You would have seen that a portfolio invested in an Exchange Traded fund (ETF) and the bond market earns less than a portfolio invested in stock funds. Many people, however, invest in ETF and bond markets because merely investing in a stock fund leaves you unguarded during a financial crisis. At the same time, if you have a portfolio that is diversified like a two-fund portfolio, it’s impossible to leave the fray during a financial crisis. Thus, you have a more secured portfolio than a portfolio invested only in stock funds.

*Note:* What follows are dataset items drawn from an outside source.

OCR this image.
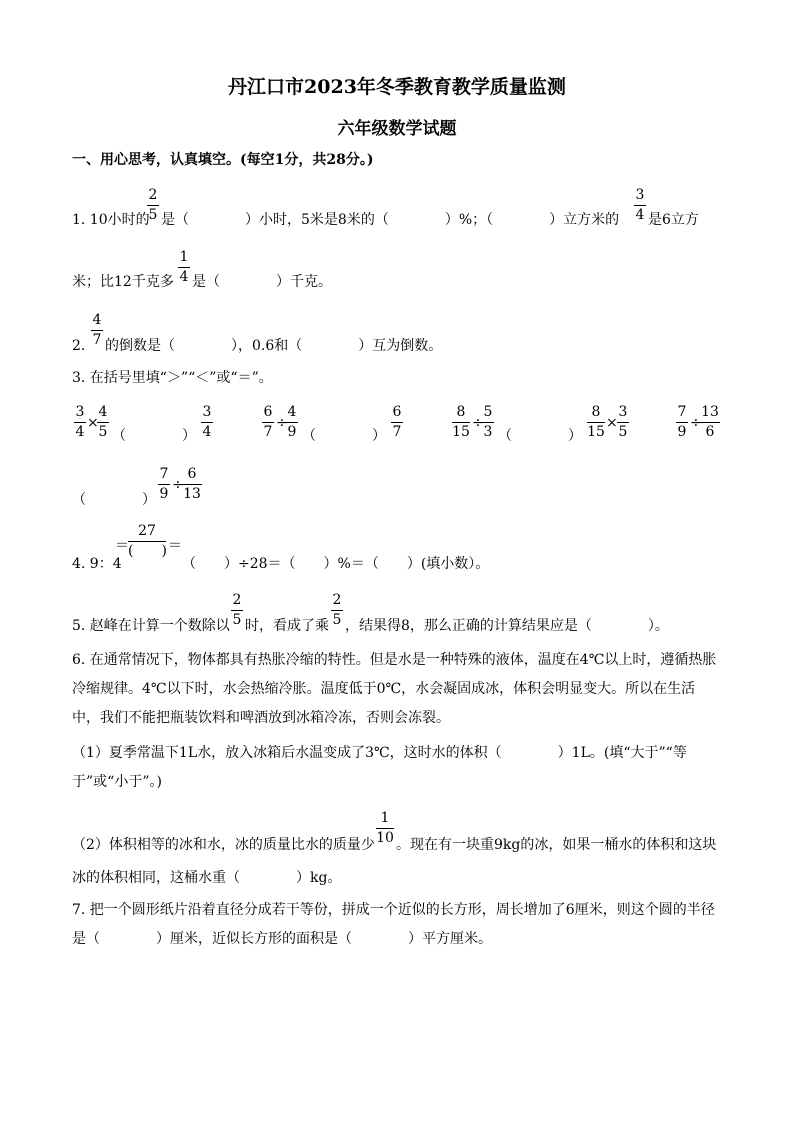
丹江口市2023年冬季教育教学质量监测
六年级数学试题
一、用心思考，认真填空。(每空1分，共28分。)
1. 10小时的
2
5 是（　　　　）小时，5米是8米的（　　　　）%；（　　　　）立方米的
3
4 是6立方
米；比12千克多
1
4 是（　　　　）千克。
2.
4
7 的倒数是（　　　　），0.6和（　　　　）互为倒数。
3. 在括号里填“＞”“＜”或“＝”。
3
4
×
4
5 （　　　　）
3
4
6
7
÷
4
9 （　　　　）
6
7
8
15
÷
5
3 （　　　　）
8
15
×
3
5
7
9
÷
13
6
（　　　　）
7
9
÷
6
13
4. 9：4
＝
27
(　　) ＝
（　　）÷28＝（　　）%＝（　　）(填小数）。
5. 赵峰在计算一个数除以
2
5 时，看成了乘
2
5 ，结果得8，那么正确的计算结果应是（　　　　）。
6. 在通常情况下，物体都具有热胀冷缩的特性。但是水是一种特殊的液体，温度在4℃以上时，遵循热胀冷缩规律。4℃以下时，水会热缩冷胀。温度低于0℃，水会凝固成冰，体积会明显变大。所以在生活中，我们不能把瓶装饮料和啤酒放到冰箱冷冻，否则会冻裂。
（1）夏季常温下1L水，放入冰箱后水温变成了3℃，这时水的体积（　　　　）1L。(填“大于”“等于”或“小于”。)
（2）体积相等的冰和水，冰的质量比水的质量少
1
10 。现在有一块重9kg的冰，如果一桶水的体积和这块
冰的体积相同，这桶水重（　　　　）kg。
7. 把一个圆形纸片沿着直径分成若干等份，拼成一个近似的长方形，周长增加了6厘米，则这个圆的半径是（　　　　）厘米，近似长方形的面积是（　　　　）平方厘米。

If you have a diversified portfolio already, you can add two other asset classes: real estate and Treasury Inflation-Protected Securities (TIPS). Suppose your portfolio has 70% stocks and 30% bonds, you can add 20% of your portfolio into a total bond market mutual fund and 10% into a TIPS fund. And for stocks. you could make it 55% global stock fund and 15% real estate investment trust fund,
You can Also See: ready to retire
Don’t forget the miscellaneous expenses
Moreover, you should not ignore the fact that you’ll have to pay the fees for any fund. Make sure to pick mutual funds that are inexpensive. If the expense ratio is 1% or more, it is an expensive plan. There are several funds that charge less; research until you find them. Once you’ve created your lazy portfolio, you can be lazy; as in, you can relax.
Anyways, you don’t have to worry if you feel this isn’t possible for you right now. Robo-advisors offer a low-cost solution to a balanced, and importantly, diversified portfolio. You can also invest in a single fund — it would be considered a balanced index fund or a target-date retirement fund. In this case, you would get a relatively unbalanced, diversified portfolio for now. Nevertheless, you would be able to rebalance it after some time, eventually.